Meu pai foi padeiro por muito tempo, ele não fabricava o pão e sim entregava pela cidade toda, com carrinho de tração animal. Trabalhou na Padaria Bom Jesus, do Juca Monteiro. Nessa época deveia ter seus vinte e cinco a vinte e seis anos. Depois ele trabalhou por longo tempo na Fábrica Aurora como vendedor de macarrão, massas, bolachas e biscoitos de pão de mel. A Fábrica Aurora ficava na hoje Rua Dona Felisbina Monteiro, no Largo do Bom Jesus. A concorrente era a Cacique. Era um concorrente forte, uma empresa dirigida por uma mulher, naquele tempo uma novidade, era Dona Augusta Maicon. Parece que a fábrica Aurora era maior em tamanho e produção. O logotipo da fábrica tinha um galo, por isso se chamava Aurora, o galo cantava na aurora. Meu pai deixou o carrinho de tração animal que entregava o pão e passou a trabalhar com um caminhão. Devia ser um furgão Ford da década de 40. O caminhão era pintado de azul escrito “Macarrão Aurora” Depois tinha uma faixa onde estava escrito: Massas, bolachas, biscoitos e pão de mel. A bolacha Maria era tradicional, havia o macarrão comum, o cortado, o Padre Nosso, o macarrão Ave Maria, usado mais para fazer sopa, não chamava espagueti, chamava macrrão comprido, vinha em uma pacote azul, pesava um quilo. Quando eu estava de férias ia ajudar meu pai, mais por brincadeira. Quanto macarrão comprido meu pai vendeu, ele conhecia os armazéns da cidade inteira, hoje foram sustituidos por quatro ou cinco supermercados.
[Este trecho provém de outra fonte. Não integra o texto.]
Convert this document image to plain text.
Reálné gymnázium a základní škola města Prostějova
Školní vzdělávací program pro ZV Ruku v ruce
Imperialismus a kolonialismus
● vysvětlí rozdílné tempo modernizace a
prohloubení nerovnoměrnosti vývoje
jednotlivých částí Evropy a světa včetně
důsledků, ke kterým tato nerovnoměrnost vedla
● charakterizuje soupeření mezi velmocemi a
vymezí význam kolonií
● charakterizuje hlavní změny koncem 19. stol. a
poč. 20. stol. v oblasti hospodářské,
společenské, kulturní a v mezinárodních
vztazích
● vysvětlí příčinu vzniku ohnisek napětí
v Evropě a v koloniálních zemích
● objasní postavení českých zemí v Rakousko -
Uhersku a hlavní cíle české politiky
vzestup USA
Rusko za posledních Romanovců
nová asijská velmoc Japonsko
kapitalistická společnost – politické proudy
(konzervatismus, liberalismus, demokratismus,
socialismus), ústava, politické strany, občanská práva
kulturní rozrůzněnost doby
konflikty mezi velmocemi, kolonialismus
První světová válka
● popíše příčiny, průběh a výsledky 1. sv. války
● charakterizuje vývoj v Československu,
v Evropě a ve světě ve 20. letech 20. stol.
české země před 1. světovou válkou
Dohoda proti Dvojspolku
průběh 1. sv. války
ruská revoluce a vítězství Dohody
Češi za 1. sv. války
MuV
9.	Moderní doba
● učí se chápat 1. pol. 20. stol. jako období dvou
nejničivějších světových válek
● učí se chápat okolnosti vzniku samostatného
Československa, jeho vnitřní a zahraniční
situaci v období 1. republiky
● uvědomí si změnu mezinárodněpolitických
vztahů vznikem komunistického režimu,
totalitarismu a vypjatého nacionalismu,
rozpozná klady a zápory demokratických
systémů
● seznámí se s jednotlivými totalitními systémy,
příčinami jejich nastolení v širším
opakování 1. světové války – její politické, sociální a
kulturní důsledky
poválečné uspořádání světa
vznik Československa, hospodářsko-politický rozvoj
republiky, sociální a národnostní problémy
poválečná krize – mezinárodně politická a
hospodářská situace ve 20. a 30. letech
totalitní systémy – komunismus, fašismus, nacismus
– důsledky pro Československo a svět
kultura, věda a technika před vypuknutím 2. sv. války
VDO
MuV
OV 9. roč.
José, lembra-se de alguns desses armazéns?


Subindo a Rua Moraes Barros havia o Munhoz, era o maior armazém da época, meu pai vendia para ele. No Bairro Alto tinha o Zé de Freitas, depois tinha o Orlando Françoso, em seguida vinha o Luiz Guirado, que era vizinho do Cemitério da Saudade. Na Vila Rezende, no começo era o Luiz Viliotti, no centro, o Dova, na rua Governador tinha o Café Brasil, de propriedade de Lélio Ferrari., proprietário do Armazém Brasil. Na Rua Benjamin Constant tinha a Casa Nê. Um pouco antes do meu pai trabalhar na Aurora ele trabalhou com o Zézinho Hellmeister que tinha uma fábrica de mortadela, onde mais tarde veio a ser o Bar do Bigeto, quase me frente ao Bar Cruzeiro, na Rua Moraes Barros.


O senhor chegou a ver a fabricação de mortadela?


Vi, a carne é picada, moída, ensacada, é um processo entre forno e defumada. Na época de frios só havia a mortadela, salsicha e lingüiça. Era isso que a fábrica produzia. Meu pai trabalhou bastante tempo lá, sempre na área de vendas. Depois ele passou para a fábrica de macarrão, o lugar onde ele permaneceu maior tempo.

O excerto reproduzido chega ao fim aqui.